Don’t forget, the ‘Secretions’ are still described – ironically or not – as ‘Magnifiques’. There is still somehow the suggestion of a divinely created grandeur. “The blood is the life, Mr Renfield.” Out in the commercial world you can enjoy Lady Gaga’s similarly themed fragrance: this is called “Fame”. You can read that name as bathetic or irrelevant – or alternatively, as a rather splendid invocation of the multi-tongued Roman goddess, proclaiming the perfume and its awe-ful contents to the nations. The veins of the Old Gods ran not with red blood but with ichor, a golden fluid redolent of fragrant honey and nectar. “Bloody Wood” by Liquides Imaginaires suggests something of this lyrically poetic theme: the scarlet succulence of a libation of richly symbolic wine, roses, cherries and raspberries. A Bacchanalian banquet before the Maenads of Dionysus run murderously berserk.

Last week we pondered the scented lure of the desert. The connection of blood & sand begins with the terrifying Egyptian myth of the attempted destruction of Mankind by the lioness goddess Sekhmet, “The Lady of the Bloodbath, the Ruler of the Chamber of Flames”. Enraged by the sins of men, Sekhmet came ravening out of the Western Desert and was stopped in her awful mission of slaughter only by making her dead drunk on jugs of red barley and pomegranate beer. This the lioness lapped, believing it to be the gore of her blasphemers.

Blood and sand coagulated in the Roman amphitheatres beneath awnings of violets and showers of rosewater. A shadow of this vanished ambience still mingles in the bull rings of southern Spain.
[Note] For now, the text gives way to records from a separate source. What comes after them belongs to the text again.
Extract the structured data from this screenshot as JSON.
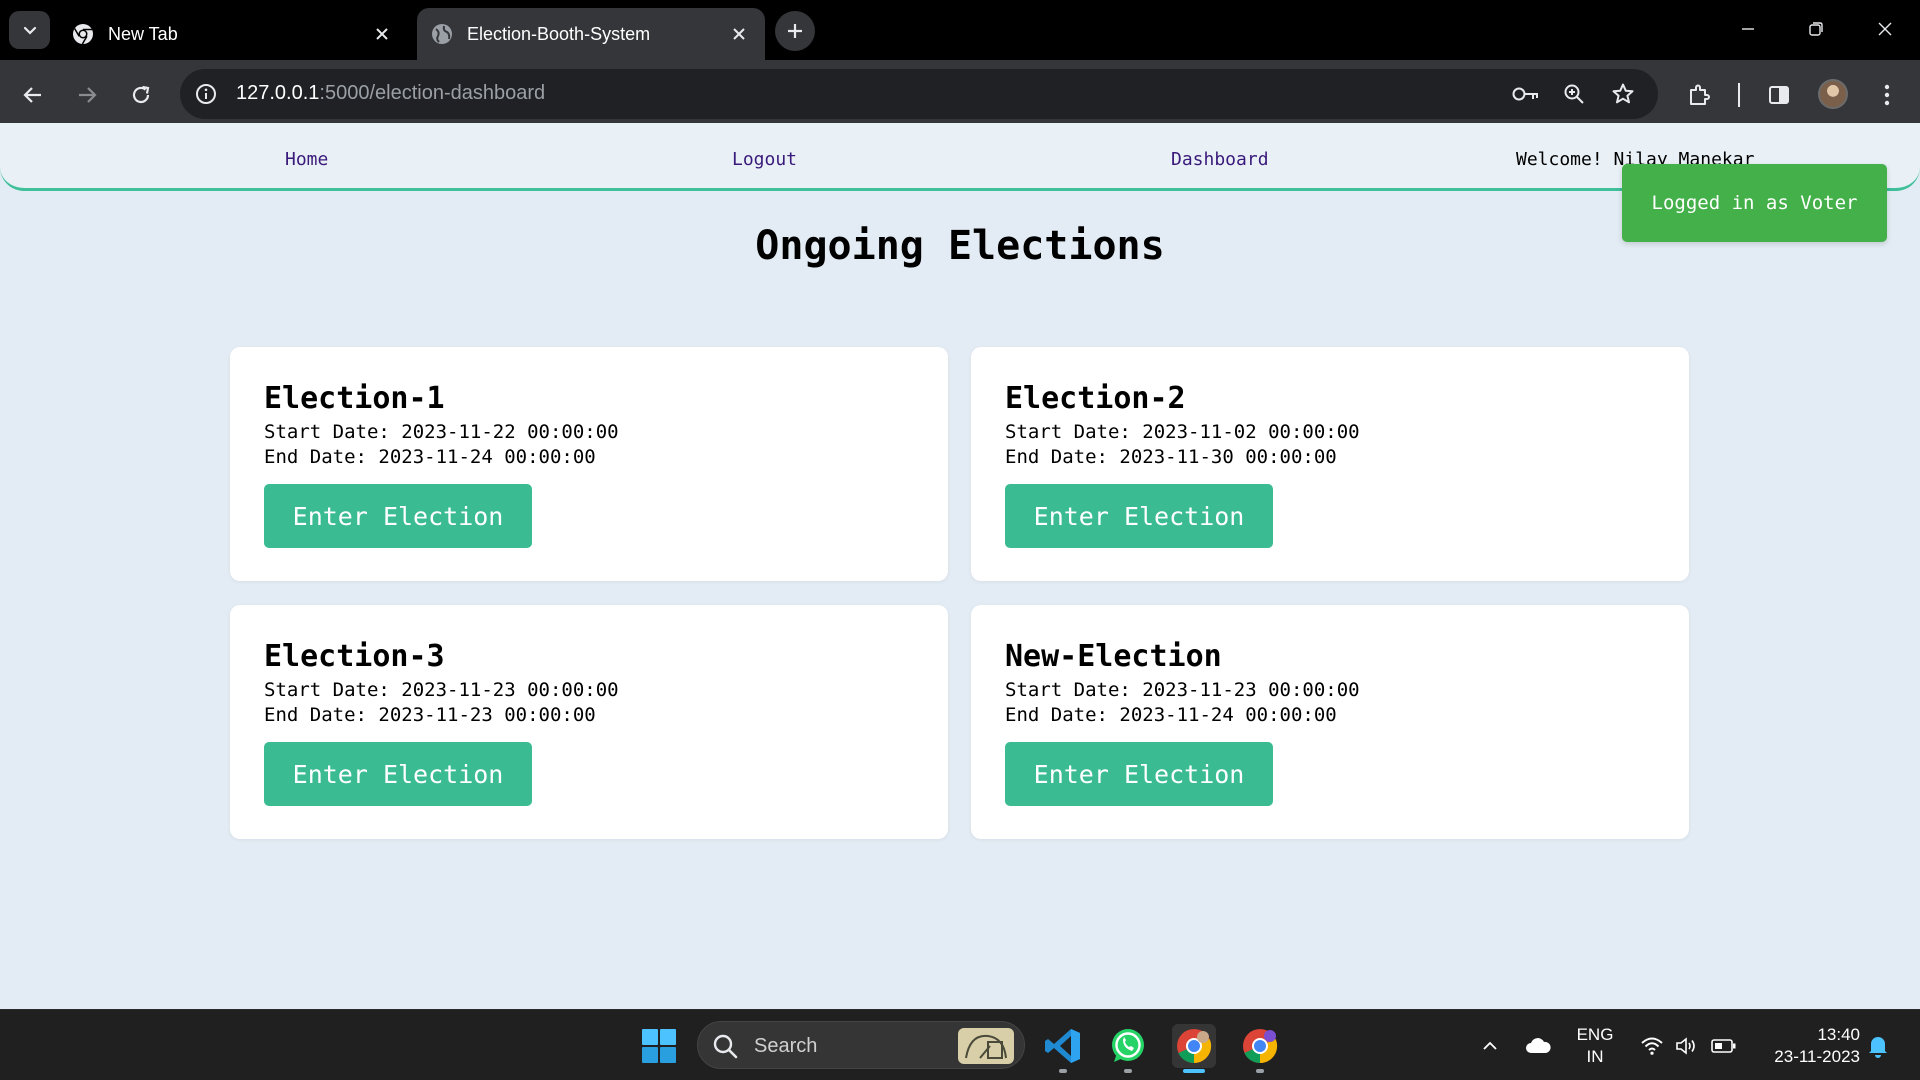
{
  "browser": {
    "tabs": [
      {
        "title": "New Tab"
      },
      {
        "title": "Election-Booth-System"
      }
    ],
    "url": {
      "host": "127.0.0.1",
      "rest": ":5000/election-dashboard"
    }
  },
  "nav": {
    "home": "Home",
    "logout": "Logout",
    "dashboard": "Dashboard",
    "welcome": "Welcome! Nilay Manekar"
  },
  "toast": "Logged in as Voter",
  "page_title": "Ongoing Elections",
  "elections": [
    {
      "name": "Election-1",
      "start": "Start Date: 2023-11-22 00:00:00",
      "end": "End Date: 2023-11-24 00:00:00",
      "button": "Enter Election"
    },
    {
      "name": "Election-2",
      "start": "Start Date: 2023-11-02 00:00:00",
      "end": "End Date: 2023-11-30 00:00:00",
      "button": "Enter Election"
    },
    {
      "name": "Election-3",
      "start": "Start Date: 2023-11-23 00:00:00",
      "end": "End Date: 2023-11-23 00:00:00",
      "button": "Enter Election"
    },
    {
      "name": "New-Election",
      "start": "Start Date: 2023-11-23 00:00:00",
      "end": "End Date: 2023-11-24 00:00:00",
      "button": "Enter Election"
    }
  ],
  "taskbar": {
    "search": "Search",
    "lang": {
      "line1": "ENG",
      "line2": "IN"
    },
    "time": "13:40",
    "date": "23-11-2023"
  },
  "colors": {
    "accent": "#3abb91",
    "toast": "#43b049",
    "nav_border": "#3fbf9a",
    "page_bg": "#e3ecf4"
  },
  "icons": [
    "tab-search-icon",
    "chrome-icon",
    "globe-icon",
    "close-icon",
    "plus-icon",
    "minimize-icon",
    "restore-icon",
    "back-icon",
    "forward-icon",
    "reload-icon",
    "info-icon",
    "key-icon",
    "zoom-icon",
    "star-icon",
    "extensions-icon",
    "side-panel-icon",
    "menu-icon",
    "windows-start-icon",
    "vscode-icon",
    "whatsapp-icon",
    "chrome-icon",
    "wifi-icon",
    "volume-icon",
    "battery-icon",
    "cloud-icon",
    "bell-icon"
  ]
}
Vierges et Torreros with its dusky musky accords of leather and tuberose is the corrida sanitised for lovers of “Ferdinand the Bull”, the dear little beast who loved to “sit quietly and smell the flowers” in “all the lovely ladies’…hair”. You might try Tom Daxon’s Vachetta too, a deep, rounded profound leather once described by an admirer as “beefy”. (All that fine Spanish leather is sourced in the ring; and the meat goes to the best restaurants in town).

I am acquainted with the metallic tang  of hot blood as I grew up with my father’s veterinary surgery just across the passage from our kitchen. And in those far-off days, tots seemed to fall over and bloody themselves almost constantly: of course, we all wore shorts to a remarkably advanced age and romped about outside for much of the time. Health and Safety was in its infancy. (I remember having to have the section on First Aid in my Enid Blyton Diary slowly explained to me. “But what does it MEAN?”). The smell of blood is sharp, metallic, rather like the iodine with which all those injuries were agonisingly daubed.¤¤¤

It doesn’t panic me, as it does animals – and many humans – but it inspires me with a certain awe and I think perfume-wise it deserves to be treated with respect. And, so: this is where we came in!
¤ a percipient sociologist, whose name I cannot recall, once famously noted that civilizations who appreciate liberal blood-letting are usually keen flower gardeners, too.

¤¤ flowers scream when they are picked, as Ian Fleming reminded us. I well remember my mother and grandmother shrieking aloud when they reached this line in a Bond novel. Naturally we children were enthralled.

¤¤¤ but why does modern iodine not sting as it once used to? Have they ‘taken something out’? I bought a bottle recently, and had a dab for old time’s sake. The formula is now strangely mild. My aunt used to say it was added to my orange juice to calm my infant agitations: a suggestion my parents hotly denied.